I don't need those layers of extra flesh anymore. I'm strong enough and confident enough to live in the light now. I will not hide in the darkness anymore, because I am worthy of living the beautiful life I'm more than willing to create for myself. I have nothing to hide. I am who I am, and that's it. Nothing more, nothing less, and it's nothing short of exactly who and what I need to be. I am done apologizing for my existence, I am done feeling unworthy, I am done feeling guilty for not measuring up to someone else's standards of who I should be.
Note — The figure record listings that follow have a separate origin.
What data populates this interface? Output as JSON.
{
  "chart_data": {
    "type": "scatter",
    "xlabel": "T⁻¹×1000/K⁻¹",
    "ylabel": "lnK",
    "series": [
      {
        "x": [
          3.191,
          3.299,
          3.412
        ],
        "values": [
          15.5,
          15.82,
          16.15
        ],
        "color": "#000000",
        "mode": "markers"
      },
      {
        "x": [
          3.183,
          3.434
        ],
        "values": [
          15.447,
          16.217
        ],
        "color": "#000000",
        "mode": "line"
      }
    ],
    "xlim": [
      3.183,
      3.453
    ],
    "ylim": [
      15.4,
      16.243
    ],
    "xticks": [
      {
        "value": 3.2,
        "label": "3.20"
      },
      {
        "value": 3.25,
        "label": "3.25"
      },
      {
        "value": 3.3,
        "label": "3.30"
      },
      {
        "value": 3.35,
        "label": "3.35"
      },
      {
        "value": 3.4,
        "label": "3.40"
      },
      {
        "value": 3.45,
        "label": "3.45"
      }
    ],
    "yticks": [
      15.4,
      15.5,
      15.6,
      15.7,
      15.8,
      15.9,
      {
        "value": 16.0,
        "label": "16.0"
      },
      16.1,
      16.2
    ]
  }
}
To be the best kind of person I can be- this is my mission in life, and I'm not afraid of the inevitable mistakes and lessons I will experience along the way.
This is all me figuring shit out. No therapist, no friends giving me advice, because no one knows me like I do. I find that when I am most honest with myself, even if I see myself in a less than flattering light, it's still light and it illuminates questions and answers and mysteries.
Ok, I'm falling into a mental quagmire (giggity!) now, and I really need a shower and sleep so...bye!